Prévu le 20 septembre à Bruxelles, le sommet UE/Chine s’annonce sous haute tension. Nouveau sujet de discorde entre les deux partenaires? L’enquête antidumping sur les panneaux solaires importés de Chine, lancée formellement par la Commission européenne la semaine passée.
Celle-ci donne suite à la plainte déposée le 25 juillet par l’association industrielle EU Pro Sun. Composée d’une vingtaine d’industriels européens autour de l’allemand SolarWorld AG, elle avait alors alerté les services de la concurrence à Bruxelles de pratique anticoncurrentielles de la part de la Chine. En 2011, le pays aurait exporté des panneaux et des composants-clés pour les panneaux solaires pour un montant total d’environ 21 milliards d’euros. Or, explique Milan Nitzschke, porte-parole de la coalition « Les compagnies chinoises vendent leurs produits bien en dessous de leur coût de production ». Une « manœuvre » qui engendrerait des pertes colossales « compensées par les subventions accordées par Pékin », précise ce responsable.
Après une valse d’hésitations – entretenue notamment par les pressions exercées par Angela Merkel, favorable à un règlement du différend à l’amiable – l’exécutif européen s’est finalement rangé derrière les industriels européens du secteur confrontés, depuis un an, à une crise majeure : de nombreuses entreprises photovoltaïques ont en effet été contraintes de fermer leurs portes à la suite de la réduction des tarifs de rachat par les autorités.
Mais à l’instar de la chancelière allemande, d’autres acteurs clés du secteur dénoncent les risques d’une nouvelle guerre commerciale.
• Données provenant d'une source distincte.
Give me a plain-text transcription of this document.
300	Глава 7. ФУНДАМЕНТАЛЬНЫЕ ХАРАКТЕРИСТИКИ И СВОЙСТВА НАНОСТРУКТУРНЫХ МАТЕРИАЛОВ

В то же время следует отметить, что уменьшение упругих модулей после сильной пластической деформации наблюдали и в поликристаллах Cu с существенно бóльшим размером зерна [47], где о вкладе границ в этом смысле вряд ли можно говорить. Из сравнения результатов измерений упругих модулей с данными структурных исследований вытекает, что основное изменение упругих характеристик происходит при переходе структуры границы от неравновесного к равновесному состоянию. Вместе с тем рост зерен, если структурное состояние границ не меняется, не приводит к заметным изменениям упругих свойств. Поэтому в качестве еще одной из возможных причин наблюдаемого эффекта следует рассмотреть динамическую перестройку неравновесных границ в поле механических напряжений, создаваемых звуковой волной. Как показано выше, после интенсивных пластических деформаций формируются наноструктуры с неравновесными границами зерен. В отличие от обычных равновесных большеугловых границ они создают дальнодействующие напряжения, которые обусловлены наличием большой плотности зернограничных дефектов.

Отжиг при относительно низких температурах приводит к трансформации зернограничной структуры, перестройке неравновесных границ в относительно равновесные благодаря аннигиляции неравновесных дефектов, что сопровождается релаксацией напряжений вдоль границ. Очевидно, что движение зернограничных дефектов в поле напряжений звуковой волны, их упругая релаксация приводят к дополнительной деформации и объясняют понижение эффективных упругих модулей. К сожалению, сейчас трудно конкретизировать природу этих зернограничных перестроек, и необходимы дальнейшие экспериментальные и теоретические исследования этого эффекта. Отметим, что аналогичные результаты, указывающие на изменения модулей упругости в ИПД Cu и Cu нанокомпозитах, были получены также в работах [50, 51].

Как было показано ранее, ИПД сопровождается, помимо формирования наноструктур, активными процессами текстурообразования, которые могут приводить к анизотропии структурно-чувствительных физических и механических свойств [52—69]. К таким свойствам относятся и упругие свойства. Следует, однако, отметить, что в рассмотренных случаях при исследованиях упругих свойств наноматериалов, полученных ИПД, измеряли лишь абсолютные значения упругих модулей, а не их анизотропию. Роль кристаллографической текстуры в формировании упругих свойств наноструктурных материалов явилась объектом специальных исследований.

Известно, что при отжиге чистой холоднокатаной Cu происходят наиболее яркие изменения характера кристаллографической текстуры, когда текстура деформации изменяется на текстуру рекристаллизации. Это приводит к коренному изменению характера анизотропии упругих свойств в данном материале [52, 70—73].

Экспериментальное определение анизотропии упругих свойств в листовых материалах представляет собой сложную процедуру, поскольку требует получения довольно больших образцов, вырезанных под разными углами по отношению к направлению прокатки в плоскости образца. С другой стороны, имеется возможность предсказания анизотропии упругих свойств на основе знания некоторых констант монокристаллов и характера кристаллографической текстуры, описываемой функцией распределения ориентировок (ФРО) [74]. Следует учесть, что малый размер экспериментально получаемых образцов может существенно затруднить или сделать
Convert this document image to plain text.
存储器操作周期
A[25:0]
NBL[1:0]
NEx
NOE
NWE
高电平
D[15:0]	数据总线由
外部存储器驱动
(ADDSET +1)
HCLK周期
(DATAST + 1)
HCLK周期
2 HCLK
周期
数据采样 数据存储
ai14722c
Preuve d’une fracture au sein même de l’UE : la création d’une contre-coalition baptisée The Alliance for Affordable Solar Energy (Alliance pour une énergie solaire abordable) et réunissant des industriels tant européens que chinois. « Le secteur emploie 300 000 personnes au sein de l’UE », souligne Giulio Arletti, PDG de Coenergia, distributeur italien de modules photovoltaïques, qui a récemment pris part à ce groupe d’oppositions. Il ajoute : « Les fournisseurs, fabricants, distributeurs, installateurs, en Europe, subiront de plein fouet les conséquences d’une enquête visant, au final, à protéger quelques acteurs représentant une partie infime de la chaîne de valeur ».
Même son de cloche pour un autre membre de l’Alliance, l’Allemand Thorsten Preugsches, P-dg de Soventix : « De nouvelles barrières commerciales mèneront à l’augmentation des prix et à des dommages, peut-être irréversibles, de la compétitivité du secteur de l’énergie solaire ». Côté chinois, plusieurs firmes concernées par l’investigation, telles que Yingli Green Energy, Suntech Power Holdings, Trina Solar ou Canadian Solar, ont menacé de déclencher une guerre commerciale. Au sein du gouvernement, le ton est plus mesuré. Pékin n’a jusqu’ici fait aucune allusion à d’éventuelles mesures de rétorsion. Le porte-parole du ministère chinois du Commerce, Shen Danyang, s’est contenté d’exprimer ses regrets, laissant entendre que des mesures antidumping contre les exportations chinoises de technologie photovoltaïque pourraient affecter le développement du secteur des énergies renouvelables dans le monde.
L’enquête lancée par la Commission doit durer 15 mois, mais les services de la concurrence à Bruxelles auront la possibilité, au bout de neuf mois, d’instituer des droits antidumping provisoires s’ils considèrent avoir suffisamment d’éléments de preuve démontrant le dumping. Enfin, si le dumping est avéré, l’exécutif européen proposera, au bout des 15 mois, d’instituer des droits antidumping définitifs pour une durée de cinq ans.